🤖 AI Summary
This paper addresses the electric multi-robot harvesting scheduling problem in smart agriculture, where energy constraints (limited battery capacity) and dynamic load updates jointly induce strong coupling interference among makespan, transportation cost, payload, and remaining energy. To tackle this challenge, we propose the Segmented Anchored Balancing Algorithm (SABA): it reconstructs perturbed robot paths via sequence anchoring while tightly integrating charging decisions with path reoptimization; further, it introduces a proportional splitting and rebalancing mechanism to cooperatively optimize Pareto-optimal solutions across multiple objectives. Evaluated on both real-world agricultural scenarios and standard benchmarks, SABA consistently outperforms six state-of-the-art algorithms in convergence, solution diversity, and robustness. It significantly improves scheduling efficiency and practical deployability for energy-constrained robotic harvesting systems.
📝 Abstract
Multi-robot systems have emerged as a key technology for addressing the efficiency and cost challenges in labor-intensive industries.
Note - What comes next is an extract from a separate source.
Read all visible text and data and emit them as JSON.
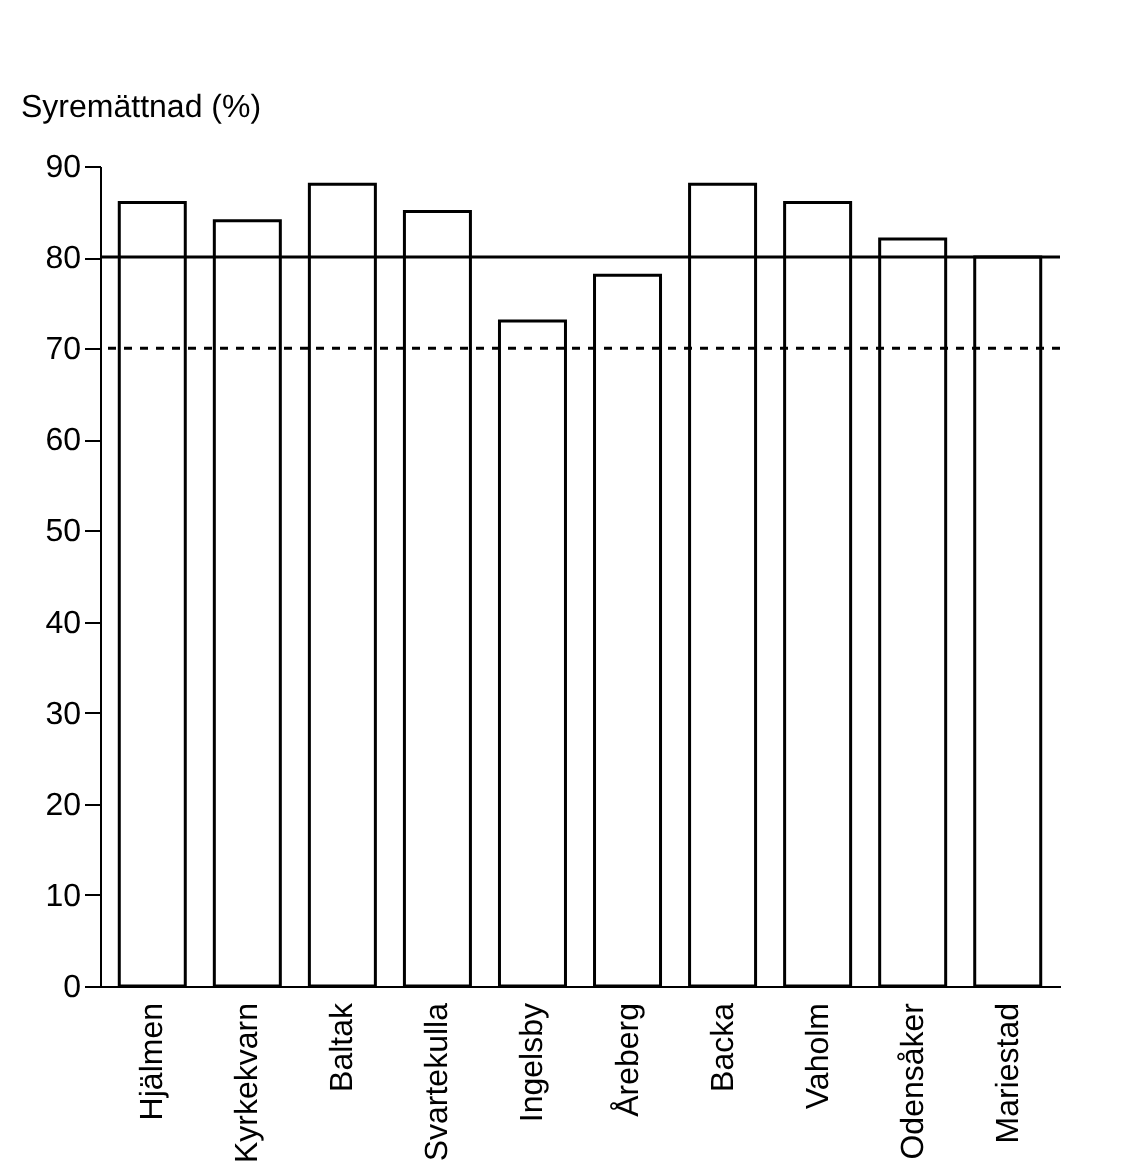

In the representative scenario of smart farming, planning efficient harvesting schedules for a fleet of electric robots presents a highly challenging frontier problem. The complexity arises not only from the need to find Pareto-optimal solutions for the conflicting objectives of makespan and transportation cost, but also from the necessity to simultaneously manage payload constraints and finite battery capacity. When robot loads are dynamically updated during planned multi-trip operations, a mandatory recharge triggered by energy constraints introduces an unscheduled load reset. This interaction creates a complex cascading effect that disrupts the entire schedule and renders traditional optimization methods ineffective. To address this challenge, this paper proposes the segment anchoring-based balancing algorithm (SABA). The core of SABA lies in the organic combination of two synergistic mechanisms: the sequential anchoring and balancing mechanism, which leverages charging decisions as `anchors' to systematically reconstruct disrupted routes, while the proportional splitting-based rebalancing mechanism is responsible for the fine-grained balancing and tuning of the final solutions' makespans. Extensive comparative experiments, conducted on a real-world case study and a suite of benchmark instances, demonstrate that SABA comprehensively outperforms 6 state-of-the-art algorithms in terms of both solution convergence and diversity. This research provides a novel theoretical perspective and an effective solution for the multi-robot task allocation problem under energy constraints.